We have seen the rise of bug bounty programs in many large tech companies as a result of the growing threat landscape that, if unchecked, would bring tremendous damage to critical infrastructures and businesses.
Adobe is the newest to launch its own vulnerability disclosure program on the HackerOne platform. But unlike its peers, the company does not provide monetary incentives for researchers who would uncover flaws in the company’s products. This is in stark contrast with other companies like Google, which paid out $1.5 million to bug hunters in 2014 alone, and Facebook paid out $1.3 million for the thousands of submissions it received last year.
Furthermore, the scope of research covered in the program is limited only to Web applications, meaning that if a vulnerability is found in a certain Adobe product not specified within the program, it will be in vain. So if you found vulnerabilities in Adobe’s password reset, security headers, cookie flag, static pages and cross-site request forgery vulnerabilities, don’t bother reporting it to Adobe.
But Adobe still encourages researchers to submit vulnerabilities found in desktop applications such as Adobe Reader, Flash Player and Acrobat.
The only benefit that researchers can possibly gain from disclosing vulnerabilities in Adobe products is a boost to their score on HackerOne.
The vulnerability disclosure program is a vital step in Adobe’s Secure Product Lifecycle, which aims to test and invest in resources to evaluate products. This serves as a sort of consultation with the security research community at large.

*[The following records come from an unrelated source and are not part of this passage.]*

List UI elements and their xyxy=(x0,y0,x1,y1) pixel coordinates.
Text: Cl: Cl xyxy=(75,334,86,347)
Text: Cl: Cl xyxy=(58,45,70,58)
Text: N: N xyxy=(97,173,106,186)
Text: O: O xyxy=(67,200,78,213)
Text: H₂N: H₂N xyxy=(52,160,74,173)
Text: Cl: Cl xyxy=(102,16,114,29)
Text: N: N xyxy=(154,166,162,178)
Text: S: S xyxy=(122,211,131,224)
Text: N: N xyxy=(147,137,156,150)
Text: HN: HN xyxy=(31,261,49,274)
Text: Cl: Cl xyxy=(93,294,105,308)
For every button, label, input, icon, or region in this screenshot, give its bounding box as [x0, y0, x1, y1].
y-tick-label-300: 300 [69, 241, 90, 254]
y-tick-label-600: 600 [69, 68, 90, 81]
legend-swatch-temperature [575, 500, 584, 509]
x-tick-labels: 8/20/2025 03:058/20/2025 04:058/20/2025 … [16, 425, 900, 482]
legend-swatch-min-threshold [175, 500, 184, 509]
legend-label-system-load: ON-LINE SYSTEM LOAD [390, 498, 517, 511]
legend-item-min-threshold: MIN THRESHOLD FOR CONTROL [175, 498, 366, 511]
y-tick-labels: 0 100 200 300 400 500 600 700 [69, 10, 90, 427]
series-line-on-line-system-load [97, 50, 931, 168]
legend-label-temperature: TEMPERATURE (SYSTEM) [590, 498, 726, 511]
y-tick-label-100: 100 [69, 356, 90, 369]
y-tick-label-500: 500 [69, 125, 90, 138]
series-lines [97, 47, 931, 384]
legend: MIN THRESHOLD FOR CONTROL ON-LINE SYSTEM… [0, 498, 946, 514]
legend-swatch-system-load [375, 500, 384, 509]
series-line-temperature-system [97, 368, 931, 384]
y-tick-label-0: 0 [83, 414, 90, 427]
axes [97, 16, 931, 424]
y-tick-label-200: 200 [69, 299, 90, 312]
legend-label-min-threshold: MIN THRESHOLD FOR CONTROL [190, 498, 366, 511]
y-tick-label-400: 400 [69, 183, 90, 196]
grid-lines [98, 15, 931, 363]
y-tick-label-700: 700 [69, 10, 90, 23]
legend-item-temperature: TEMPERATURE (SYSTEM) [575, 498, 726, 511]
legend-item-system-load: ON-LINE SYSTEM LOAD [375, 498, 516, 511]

The value provided by the feedback from security researchers is indispensable, and Adobe must realize that a mere credit on the HackerOne platform might not be enough, unless some altruistic researchers are out there doing this job.
It can be recalled that security researchers started out with their vulnerability research being rewarded with a recognition in Microsoft’s bulletin during the early days. Times have changed, and with the exponential rise in threats, researchers need cash this time do continue doing their tasks.
At the very least Adobe can find ways to incentivize its vulnerability disclosure program. At worst, researchers might choose to sell the exploit to hackers in exchange for money. But in the first place, why would Adobe hesitate from paying security researchers when it has the resources?
One thing that many companies with bug bounty programs have in mind is to focus on removing security vulnerabilities as an entire class and not just a single fix that only leads to the birth of another vulnerability.